Follow the bouncing (tech) ball
Some say “leapfrog.” Tennis terms are better. Technology serves an update. The return can be a lob, or it could be a rocket. But there is always a return. No aces. Then another serve, then another return.
It really could be a sport, this one-upping the permeates our daily lives.
This month, with limited fanfare, the three elected members of the Mississippi Public Service Commission have been traversing the state to encourage people to enroll in the new and improved “No Call” service.
What’s new and improved? As a weapon against telemarketers, we’ve been able to enroll our wired phones in the state (and federal) no-call database since 2003. In 2015, the Legislature expanded the law to cell phones. (The feds had already done this.)
The techno-history is fun.
In the late 1980s, phone companies started pitching the idea of Enhanced 911 emergency services. Centralized dispatching had been around since 1970 — meaning people no longer had to dial the police or the sheriff or the highway patrol or the fire department or the ambulance service separately. Digital technology added a big plus — dispatchers could instantly see the address connected to the phone from which a call was being placed. Customer bills were increased to pay the big fees phone companies charged for access to proprietary data, but that’s not relevant here. This was Flash Gordon stuff. People got service faster. That’s what mattered.
Anyway, in rapid fashion Caller ID became available to all. Not such a big deal. Today, it’s ho-hum to know who is calling. Back then it was an absolute marvel.
About the same time, computer-driven dialing (robo-calling) technology was developed. It was a bonanza for sellers of goods and services — or so they thought. Phone owners who didn’t purchase Caller ID were at their mercy. Phone owners who did purchase Caller ID were soon offered another purchase — Call Blocking — so calls from identified sources would be rejected.
See? Each development begets another development. Back and forth.
Congress had already taken some baby steps in 1991 with the Telephone Consumer Protection Act, so it was no big deal to add a No Call requirement and then to extend it, as Mississippi and most states have, to cell phones.
A pause here to mention the PSC. The members, Brandon Presley from the Northern District, Cecil Brown from the Central District and Sam Britton from the Southern District don’t get much notice, but they should. PSC members were best known for a long time for rubber-stamping anything any utility company wanted. That’s no longer true. Presley, Brown and Britton strike fear in the hearts of the big players. They are fair, but deal at arms-length. It’s kind of a novelty, really.
Back to the phones.
Cell phones, like wired phones, now almost always come equipped with technology to show who is calling and to block calls from identified numbers. One answer from the creative (sneaky) minds in telemarketing has, to date, been to place calls from a variety of numbers. The same company selling the same thing might call from a Nebraska number, then Montana, then California. In theory, the company would not be able to use this dodge if a cell number is on the no-call list.
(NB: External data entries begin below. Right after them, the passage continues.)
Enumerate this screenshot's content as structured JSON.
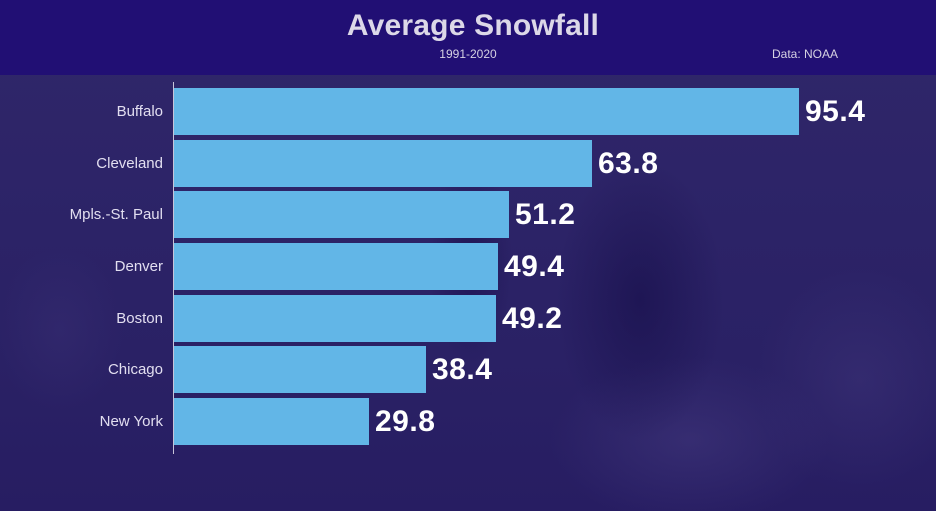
{
  "header": {
    "title": "Average Snowfall",
    "subtitle": "1991-2020",
    "source": "Data: NOAA"
  },
  "colors": {
    "header_bg": "#210f74",
    "bar": "#62b6e7",
    "background": "#2a1f63",
    "value_text": "#ffffff",
    "label_text": "#e2def0"
  },
  "chart_data": {
    "type": "bar",
    "orientation": "horizontal",
    "title": "Average Snowfall",
    "subtitle": "1991-2020",
    "source": "Data: NOAA",
    "xlabel": "",
    "ylabel": "",
    "categories": [
      "Buffalo",
      "Cleveland",
      "Mpls.-St. Paul",
      "Denver",
      "Boston",
      "Chicago",
      "New York"
    ],
    "values": [
      95.4,
      63.8,
      51.2,
      49.4,
      49.2,
      38.4,
      29.8
    ],
    "value_labels": [
      "95.4",
      "63.8",
      "51.2",
      "49.4",
      "49.2",
      "38.4",
      "29.8"
    ],
    "xlim": [
      0,
      95.4
    ],
    "grid": false,
    "legend": null,
    "data_labels": true
  },
  "rows": [
    {
      "label": "Buffalo",
      "value": "95.4"
    },
    {
      "label": "Cleveland",
      "value": "63.8"
    },
    {
      "label": "Mpls.-St. Paul",
      "value": "51.2"
    },
    {
      "label": "Denver",
      "value": "49.4"
    },
    {
      "label": "Boston",
      "value": "49.2"
    },
    {
      "label": "Chicago",
      "value": "38.4"
    },
    {
      "label": "New York",
      "value": "29.8"
    }
  ]
}
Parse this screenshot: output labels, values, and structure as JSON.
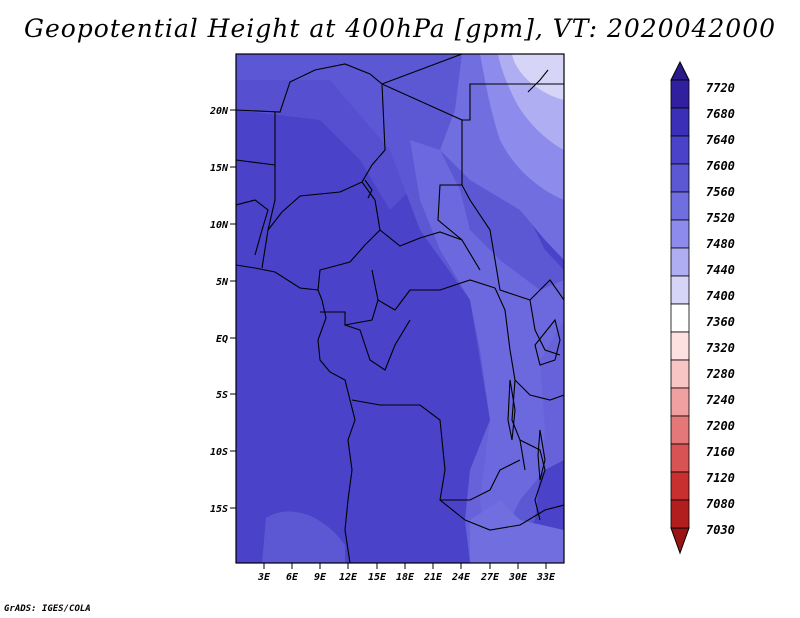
{
  "title": "Geopotential Height at 400hPa [gpm], VT: 2020042000",
  "credit": "GrADS: IGES/COLA",
  "map": {
    "y_axis_labels": [
      "20N",
      "15N",
      "10N",
      "5N",
      "EQ",
      "5S",
      "10S",
      "15S"
    ],
    "x_axis_labels": [
      "3E",
      "6E",
      "9E",
      "12E",
      "15E",
      "18E",
      "21E",
      "24E",
      "27E",
      "30E",
      "33E"
    ]
  },
  "colorbar": {
    "levels": [
      "7720",
      "7680",
      "7640",
      "7600",
      "7560",
      "7520",
      "7480",
      "7440",
      "7400",
      "7360",
      "7320",
      "7280",
      "7240",
      "7200",
      "7160",
      "7120",
      "7080",
      "7030"
    ],
    "colors": [
      "#2a1a8c",
      "#3020a0",
      "#3a2fb6",
      "#4a42c8",
      "#5c58d4",
      "#716ee0",
      "#8d8bec",
      "#b0aef2",
      "#d6d5f8",
      "#ffffff",
      "#fde0e0",
      "#f8c4c4",
      "#f0a0a0",
      "#e47878",
      "#d85454",
      "#c83030",
      "#b21e1e",
      "#9a1414"
    ]
  }
}
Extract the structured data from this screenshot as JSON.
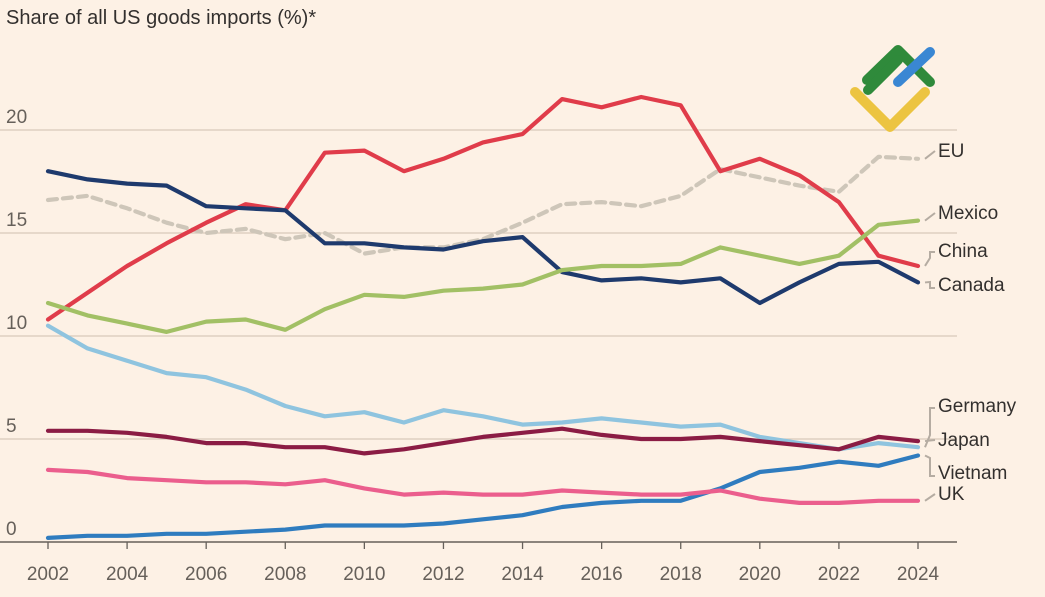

There are exceptions, of course. Political organizations, charities and telephone surveyors are not required to screen out numbers on the lists. Yes, Donald will be calling, as will Hillary. So will pollsters, as well as advocates for Donald or Hillary who try to sound like pollsters.
The most common exception is “existing business relationship.” No Call does not apply to any entity with which a person has had a commercial exchange in the past 18 months. (There’s a really sneaky end run in this context. If a person receives an email, say, from a vacation club, opens it and asks or answers any question the person has established a business relationship and can be called 20 times a day.)
So let the game continue.
In this and so many other contexts — some pretty serious (identity theft) and some not-so-serious (video game cheats) — one advance leads a protective response. Think about all the software writers and computer programmers who go to work every day with one goal: outfox the other guys.
Just as at a tennis match, we’re on the sidelines. We watch and (when we’re not cursing) we marvel.